> You'd have to find collisions that are of an identical length and still be useful
Creating a collision is possible, making it work in a way that conforms to the manner of which Git uses SHA1 and also provides the malicious code is the part that the Shattered research did not prove possible.
Git doesn't simply SHA-1 a file or the repo, it's more than that.
Linus:
> I haven't seen the attack yet, but git doesn't actually just hash the data, it does prepend a type/length field to it. That usually tends to make collision attacks much harder, because you either have to make the resulting size the same too, or you have to be able to also edit the size field in the header.
[https://stackoverflow.com/questions/42433126/how-does-the-ne...]
This is incorrect.
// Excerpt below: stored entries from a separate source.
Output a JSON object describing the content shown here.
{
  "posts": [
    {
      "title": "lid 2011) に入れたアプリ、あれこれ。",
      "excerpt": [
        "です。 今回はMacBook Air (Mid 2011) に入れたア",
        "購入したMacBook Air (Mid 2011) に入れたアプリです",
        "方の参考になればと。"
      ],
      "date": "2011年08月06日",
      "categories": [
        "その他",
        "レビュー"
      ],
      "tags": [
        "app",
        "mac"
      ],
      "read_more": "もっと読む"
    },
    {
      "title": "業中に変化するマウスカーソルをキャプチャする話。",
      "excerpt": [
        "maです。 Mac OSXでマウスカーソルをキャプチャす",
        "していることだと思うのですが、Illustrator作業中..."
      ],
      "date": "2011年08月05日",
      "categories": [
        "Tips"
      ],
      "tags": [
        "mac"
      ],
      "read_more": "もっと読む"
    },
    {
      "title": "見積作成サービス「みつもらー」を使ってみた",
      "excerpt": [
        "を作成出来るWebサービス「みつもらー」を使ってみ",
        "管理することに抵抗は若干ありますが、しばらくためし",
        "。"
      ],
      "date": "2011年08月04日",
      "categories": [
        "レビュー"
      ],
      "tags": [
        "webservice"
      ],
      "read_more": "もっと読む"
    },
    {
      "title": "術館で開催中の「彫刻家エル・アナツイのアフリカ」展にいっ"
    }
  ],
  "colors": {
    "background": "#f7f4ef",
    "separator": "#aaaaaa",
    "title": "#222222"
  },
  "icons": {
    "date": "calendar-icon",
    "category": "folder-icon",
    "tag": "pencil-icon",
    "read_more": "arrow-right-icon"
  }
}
Git attaches a header to the blob before hashing, that much is true, but the technique used by Shattered to create colliding hashes can be used to create colliding Git hashes as well — you simply need to take the header into account in advance of doing the collision. (Which is why the particular PDF files released by Shattered do not hash to the same value in Git, but that does not mean that the technique used does not apply: it does.) At the time of shattered's release, I commented on this[1]; that comment goes a bit more into the paper's findings.
> Or you aren't understanding the key statement of his comment
Frankly, I thought the key statement of his original comment, as applicable to SSH, was, why use SHA1 when SHA256 exists, and doesn't have these issues? Take the route that requires you to not need to be a cryptographer to figure out if it'll work or not.
Sounds like it. People STOP referring to shattered.io, it is an entirely different issue.
Also, even if this was related... Can you really use shattered for MITM during key exchange which takes fraction of a second when that attack takes weeks of computation on a cluster of supercomputers??